Security = "TLS12Only"
}
}
output "distribution_id" {
description = "CloudFront Distribution ID"
value = aws_cloudfront_distribution.secure_distribution.id
}
output "distribution_domain_name" {
description = "CloudFront Distribution Domain Name"
value = aws_cloudfront_distribution.secure_distribution.domain_name
}
To update an existing distribution:
# Import: terraform import aws_cloudfront_distribution.existing E1A2B3C4D5E6F7
resource "aws_cloudfront_distribution" "existing" {
# ... existing configuration ...
origin {
domain_name = "api.example.com"
origin_id = "ExistingOrigin"
custom_origin_config {
http_port = 80
https_port = 443
origin_protocol_policy = "https-only"
# Changed from ["SSLv3", "TLSv1", "TLSv1.1", "TLSv1.2"] to:
origin_ssl_protocols = ["TLSv1.2"]
}
}
}
Deploy with:
terraform init
terraform apply -var="origin_domain_name=api.example.com"
Verification
After updating your distribution:
- Go to the CloudFront console
- Click on your distribution
- Go to the Origins tab
- Click on each custom origin and verify Minimum origin SSL protocol shows TLSv1.2
- Test your application to confirm it still works (the origin must support TLSv1.2)
CLI verification
Check the SSL protocols for a specific distribution:
aws cloudfront get-distribution \
--id <distribution-id> \
--region us-east-1 \
--query 'Distribution.DistributionConfig.Origins.Items[*].{OriginId:Id,SSLProtocols:CustomOriginConfig.OriginSslProtocols.Items}' \
--output table
Expected output for a compliant distribution:
---------------------------------
| GetDistribution |
+---------------+---------------+
| OriginId | SSLProtocols |
+---------------+---------------+
| SecureOrigin | TLSv1.2 |
+---------------+---------------+
Re-run the Prowler check:
prowler aws --checks cloudfront_distributions_using_deprecated_ssl_protocols
Additional Resources
- Requiring HTTPS for Communication Between CloudFront and Your Custom Origin
- Supported protocols and ciphers between CloudFront and the origin
- CloudFront Security Best Practices
- NIST Guidelines on TLS - Recommends TLS 1.2 minimum
Notes
-
Origin compatibility: Before changing this setting, ensure your origin server supports TLSv1.2. If your origin only supports older protocols, connections will fail after this change.

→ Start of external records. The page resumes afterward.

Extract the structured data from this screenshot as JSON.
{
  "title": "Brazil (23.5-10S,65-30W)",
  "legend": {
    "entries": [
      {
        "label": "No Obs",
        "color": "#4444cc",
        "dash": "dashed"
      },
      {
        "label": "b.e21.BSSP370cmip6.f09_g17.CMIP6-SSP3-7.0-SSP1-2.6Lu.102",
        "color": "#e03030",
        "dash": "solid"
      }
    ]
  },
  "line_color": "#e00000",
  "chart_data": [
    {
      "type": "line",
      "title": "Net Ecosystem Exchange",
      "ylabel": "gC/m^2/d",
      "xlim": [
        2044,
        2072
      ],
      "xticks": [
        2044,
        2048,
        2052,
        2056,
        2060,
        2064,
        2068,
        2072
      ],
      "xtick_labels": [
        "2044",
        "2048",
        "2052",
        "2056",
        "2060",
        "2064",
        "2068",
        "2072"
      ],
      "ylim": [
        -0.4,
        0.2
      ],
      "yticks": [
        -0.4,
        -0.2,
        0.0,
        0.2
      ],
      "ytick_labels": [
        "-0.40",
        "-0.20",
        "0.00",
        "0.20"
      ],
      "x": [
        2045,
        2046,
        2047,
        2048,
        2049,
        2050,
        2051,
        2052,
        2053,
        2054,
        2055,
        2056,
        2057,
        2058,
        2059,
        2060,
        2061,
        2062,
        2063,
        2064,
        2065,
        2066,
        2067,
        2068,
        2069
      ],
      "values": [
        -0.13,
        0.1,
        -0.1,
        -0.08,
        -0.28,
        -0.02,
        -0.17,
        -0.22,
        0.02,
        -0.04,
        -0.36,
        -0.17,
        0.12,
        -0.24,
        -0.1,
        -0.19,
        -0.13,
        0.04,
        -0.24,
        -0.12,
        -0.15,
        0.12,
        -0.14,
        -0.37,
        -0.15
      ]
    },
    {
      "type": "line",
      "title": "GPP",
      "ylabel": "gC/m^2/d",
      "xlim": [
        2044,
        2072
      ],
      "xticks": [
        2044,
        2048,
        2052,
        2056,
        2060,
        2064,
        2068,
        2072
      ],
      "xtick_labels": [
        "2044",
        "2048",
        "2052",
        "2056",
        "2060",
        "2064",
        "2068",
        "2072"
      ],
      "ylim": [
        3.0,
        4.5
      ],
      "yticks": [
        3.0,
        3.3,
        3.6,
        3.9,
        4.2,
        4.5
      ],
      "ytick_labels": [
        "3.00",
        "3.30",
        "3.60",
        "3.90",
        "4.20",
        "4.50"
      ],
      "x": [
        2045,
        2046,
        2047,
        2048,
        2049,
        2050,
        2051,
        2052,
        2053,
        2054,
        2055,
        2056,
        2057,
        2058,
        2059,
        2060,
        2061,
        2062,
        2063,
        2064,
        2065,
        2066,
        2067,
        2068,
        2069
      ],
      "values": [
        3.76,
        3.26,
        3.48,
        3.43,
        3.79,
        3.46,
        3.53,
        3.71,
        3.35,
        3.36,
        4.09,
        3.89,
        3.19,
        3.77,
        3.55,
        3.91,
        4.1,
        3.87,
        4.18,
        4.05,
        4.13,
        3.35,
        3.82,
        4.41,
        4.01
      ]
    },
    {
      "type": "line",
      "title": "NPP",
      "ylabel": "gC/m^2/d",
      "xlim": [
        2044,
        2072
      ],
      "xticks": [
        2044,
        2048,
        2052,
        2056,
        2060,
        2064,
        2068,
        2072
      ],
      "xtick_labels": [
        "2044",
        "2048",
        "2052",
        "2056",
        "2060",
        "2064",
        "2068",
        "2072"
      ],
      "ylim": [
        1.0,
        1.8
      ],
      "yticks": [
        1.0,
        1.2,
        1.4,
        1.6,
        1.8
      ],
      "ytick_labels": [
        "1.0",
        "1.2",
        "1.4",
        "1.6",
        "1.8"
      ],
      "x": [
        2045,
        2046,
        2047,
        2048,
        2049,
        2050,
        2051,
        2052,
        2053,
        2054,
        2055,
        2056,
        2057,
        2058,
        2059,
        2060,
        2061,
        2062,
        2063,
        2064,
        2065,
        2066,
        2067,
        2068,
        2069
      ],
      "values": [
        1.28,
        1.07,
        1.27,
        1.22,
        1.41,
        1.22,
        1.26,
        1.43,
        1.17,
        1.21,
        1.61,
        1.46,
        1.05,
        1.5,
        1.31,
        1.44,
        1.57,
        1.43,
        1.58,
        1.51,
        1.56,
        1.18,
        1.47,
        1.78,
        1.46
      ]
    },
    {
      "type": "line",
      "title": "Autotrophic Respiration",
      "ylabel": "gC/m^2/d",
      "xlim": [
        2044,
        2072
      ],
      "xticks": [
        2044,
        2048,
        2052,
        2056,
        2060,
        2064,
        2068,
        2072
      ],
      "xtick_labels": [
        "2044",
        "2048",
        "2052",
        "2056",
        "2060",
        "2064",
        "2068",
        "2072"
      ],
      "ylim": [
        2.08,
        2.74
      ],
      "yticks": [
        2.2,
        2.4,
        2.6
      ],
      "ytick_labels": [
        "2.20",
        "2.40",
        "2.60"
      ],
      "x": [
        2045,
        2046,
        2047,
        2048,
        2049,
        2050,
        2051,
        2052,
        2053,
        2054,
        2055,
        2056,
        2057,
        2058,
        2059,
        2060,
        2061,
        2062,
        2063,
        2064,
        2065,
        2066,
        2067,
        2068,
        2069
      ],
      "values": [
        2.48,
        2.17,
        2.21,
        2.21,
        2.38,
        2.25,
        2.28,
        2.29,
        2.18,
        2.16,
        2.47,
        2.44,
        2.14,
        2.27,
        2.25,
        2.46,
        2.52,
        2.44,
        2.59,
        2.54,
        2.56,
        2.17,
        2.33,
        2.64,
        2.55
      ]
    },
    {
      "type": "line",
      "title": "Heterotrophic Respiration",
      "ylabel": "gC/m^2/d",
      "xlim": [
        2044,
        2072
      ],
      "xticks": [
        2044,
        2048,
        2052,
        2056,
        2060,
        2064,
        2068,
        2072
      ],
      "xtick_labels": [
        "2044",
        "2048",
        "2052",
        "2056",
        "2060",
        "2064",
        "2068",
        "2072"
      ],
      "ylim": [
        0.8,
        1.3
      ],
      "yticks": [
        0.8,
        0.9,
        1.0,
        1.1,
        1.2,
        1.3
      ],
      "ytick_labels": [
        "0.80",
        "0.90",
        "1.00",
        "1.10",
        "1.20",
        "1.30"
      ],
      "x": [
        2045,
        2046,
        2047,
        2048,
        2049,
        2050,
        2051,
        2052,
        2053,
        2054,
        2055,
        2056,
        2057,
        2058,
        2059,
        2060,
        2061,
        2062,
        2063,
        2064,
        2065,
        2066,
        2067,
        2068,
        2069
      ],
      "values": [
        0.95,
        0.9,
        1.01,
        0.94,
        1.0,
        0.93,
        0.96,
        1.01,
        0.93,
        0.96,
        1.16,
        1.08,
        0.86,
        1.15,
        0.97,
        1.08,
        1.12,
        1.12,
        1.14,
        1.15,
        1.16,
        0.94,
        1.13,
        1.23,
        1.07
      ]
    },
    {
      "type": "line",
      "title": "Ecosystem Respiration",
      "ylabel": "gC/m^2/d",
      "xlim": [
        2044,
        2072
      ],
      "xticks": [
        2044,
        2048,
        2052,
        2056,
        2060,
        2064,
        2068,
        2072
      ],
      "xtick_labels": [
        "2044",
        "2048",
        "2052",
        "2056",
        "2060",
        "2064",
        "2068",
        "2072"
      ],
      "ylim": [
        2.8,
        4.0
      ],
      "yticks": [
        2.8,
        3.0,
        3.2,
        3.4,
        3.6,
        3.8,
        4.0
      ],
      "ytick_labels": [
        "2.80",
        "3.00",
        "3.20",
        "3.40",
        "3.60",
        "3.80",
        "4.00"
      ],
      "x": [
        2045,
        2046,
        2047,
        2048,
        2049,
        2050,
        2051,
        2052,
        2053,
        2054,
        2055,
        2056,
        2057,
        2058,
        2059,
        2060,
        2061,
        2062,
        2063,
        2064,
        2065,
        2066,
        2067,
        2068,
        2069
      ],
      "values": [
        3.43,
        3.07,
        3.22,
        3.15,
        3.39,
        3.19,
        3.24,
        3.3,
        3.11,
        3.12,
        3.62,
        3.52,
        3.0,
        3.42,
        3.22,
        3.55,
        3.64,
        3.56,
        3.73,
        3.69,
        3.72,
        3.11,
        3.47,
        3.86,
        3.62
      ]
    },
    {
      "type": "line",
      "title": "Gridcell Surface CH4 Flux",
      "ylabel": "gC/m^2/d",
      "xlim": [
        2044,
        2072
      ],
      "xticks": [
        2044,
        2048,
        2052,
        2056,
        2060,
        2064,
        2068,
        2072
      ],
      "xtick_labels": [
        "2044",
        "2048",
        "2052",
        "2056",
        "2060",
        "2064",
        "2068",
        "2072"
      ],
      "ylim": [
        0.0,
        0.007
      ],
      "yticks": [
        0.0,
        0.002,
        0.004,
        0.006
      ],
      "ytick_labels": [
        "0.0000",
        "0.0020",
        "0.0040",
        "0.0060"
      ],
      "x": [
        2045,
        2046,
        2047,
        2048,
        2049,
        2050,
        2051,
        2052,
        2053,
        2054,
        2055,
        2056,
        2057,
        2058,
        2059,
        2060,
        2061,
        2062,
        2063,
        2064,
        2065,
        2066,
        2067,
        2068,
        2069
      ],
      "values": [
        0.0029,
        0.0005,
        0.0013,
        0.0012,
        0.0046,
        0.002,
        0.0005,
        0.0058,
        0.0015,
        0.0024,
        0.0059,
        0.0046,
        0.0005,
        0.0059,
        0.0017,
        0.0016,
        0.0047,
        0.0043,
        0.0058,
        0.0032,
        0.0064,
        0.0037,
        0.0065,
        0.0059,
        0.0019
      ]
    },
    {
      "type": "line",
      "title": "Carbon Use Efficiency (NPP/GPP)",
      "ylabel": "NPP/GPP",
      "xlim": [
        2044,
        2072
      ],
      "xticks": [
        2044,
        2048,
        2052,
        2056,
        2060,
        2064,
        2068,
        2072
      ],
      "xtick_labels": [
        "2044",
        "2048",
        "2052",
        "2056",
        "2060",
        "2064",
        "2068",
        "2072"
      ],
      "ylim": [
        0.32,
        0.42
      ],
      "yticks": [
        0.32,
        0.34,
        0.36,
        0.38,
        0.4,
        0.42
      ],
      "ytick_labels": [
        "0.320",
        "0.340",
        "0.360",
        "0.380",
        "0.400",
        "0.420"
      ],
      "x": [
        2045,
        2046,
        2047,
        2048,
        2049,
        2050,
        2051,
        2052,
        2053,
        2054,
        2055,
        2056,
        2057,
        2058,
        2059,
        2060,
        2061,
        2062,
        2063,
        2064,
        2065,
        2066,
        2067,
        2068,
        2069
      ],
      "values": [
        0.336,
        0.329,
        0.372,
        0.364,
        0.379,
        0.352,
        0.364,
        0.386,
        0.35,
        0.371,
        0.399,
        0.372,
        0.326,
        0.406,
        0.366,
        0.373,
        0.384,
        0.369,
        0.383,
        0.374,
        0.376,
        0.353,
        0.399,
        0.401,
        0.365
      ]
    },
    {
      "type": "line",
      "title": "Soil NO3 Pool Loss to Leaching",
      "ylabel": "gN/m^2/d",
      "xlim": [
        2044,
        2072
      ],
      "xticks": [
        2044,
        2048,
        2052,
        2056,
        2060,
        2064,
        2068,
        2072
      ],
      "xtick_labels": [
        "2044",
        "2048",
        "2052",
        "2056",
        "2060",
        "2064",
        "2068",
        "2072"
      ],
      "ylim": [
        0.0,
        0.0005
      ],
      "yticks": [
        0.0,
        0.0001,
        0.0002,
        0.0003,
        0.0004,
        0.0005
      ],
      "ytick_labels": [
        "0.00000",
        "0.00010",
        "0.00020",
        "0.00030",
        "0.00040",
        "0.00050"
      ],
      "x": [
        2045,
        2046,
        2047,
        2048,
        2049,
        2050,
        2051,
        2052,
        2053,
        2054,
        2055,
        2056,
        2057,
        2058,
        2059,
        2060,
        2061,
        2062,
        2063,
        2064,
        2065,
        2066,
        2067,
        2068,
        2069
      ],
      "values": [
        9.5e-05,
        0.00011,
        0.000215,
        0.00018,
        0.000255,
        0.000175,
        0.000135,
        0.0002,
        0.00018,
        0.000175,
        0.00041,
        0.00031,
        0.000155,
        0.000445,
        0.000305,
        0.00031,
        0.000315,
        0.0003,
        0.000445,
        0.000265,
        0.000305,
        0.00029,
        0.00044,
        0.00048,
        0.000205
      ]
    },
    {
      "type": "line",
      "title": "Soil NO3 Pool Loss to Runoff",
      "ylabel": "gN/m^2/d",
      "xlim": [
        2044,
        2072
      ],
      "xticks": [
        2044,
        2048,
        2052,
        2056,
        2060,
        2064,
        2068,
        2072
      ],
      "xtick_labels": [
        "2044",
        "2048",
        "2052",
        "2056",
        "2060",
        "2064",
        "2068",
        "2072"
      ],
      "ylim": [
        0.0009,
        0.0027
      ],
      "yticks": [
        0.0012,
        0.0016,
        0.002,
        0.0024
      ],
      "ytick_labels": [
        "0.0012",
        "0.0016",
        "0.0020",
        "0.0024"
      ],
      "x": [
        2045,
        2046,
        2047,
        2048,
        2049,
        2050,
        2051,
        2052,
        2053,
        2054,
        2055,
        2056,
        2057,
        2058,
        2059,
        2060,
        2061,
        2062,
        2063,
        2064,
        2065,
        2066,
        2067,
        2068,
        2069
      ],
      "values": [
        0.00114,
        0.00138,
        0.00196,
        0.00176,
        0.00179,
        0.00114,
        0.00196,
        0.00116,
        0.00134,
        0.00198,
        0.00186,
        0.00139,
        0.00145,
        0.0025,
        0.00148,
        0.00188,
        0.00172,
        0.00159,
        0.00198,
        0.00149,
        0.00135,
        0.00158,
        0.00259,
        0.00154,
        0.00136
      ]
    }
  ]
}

Test your origin first using:
openssl s_client -connect your-origin.com:443 -tls1_2 -
S3 origins: This check applies only to custom origins. S3 bucket origins (using S3 REST API endpoints) automatically use secure, modern TLS versions managed by AWS.
-
Deployment time: Changes take 5-15 minutes to propagate globally. The console shows "Deploying" status during this time.
-
No rollback needed for viewer access: This setting only affects CloudFront-to-origin connections. Viewers (end users) connecting to CloudFront are not affected by this change.
-
Multiple origins: If your distribution has multiple custom origins, update each one separately.
-
TLSv1.3: As of this writing, CloudFront supports TLSv1.2 as the most secure option for origin connections. AWS may add TLSv1.3 support in the future.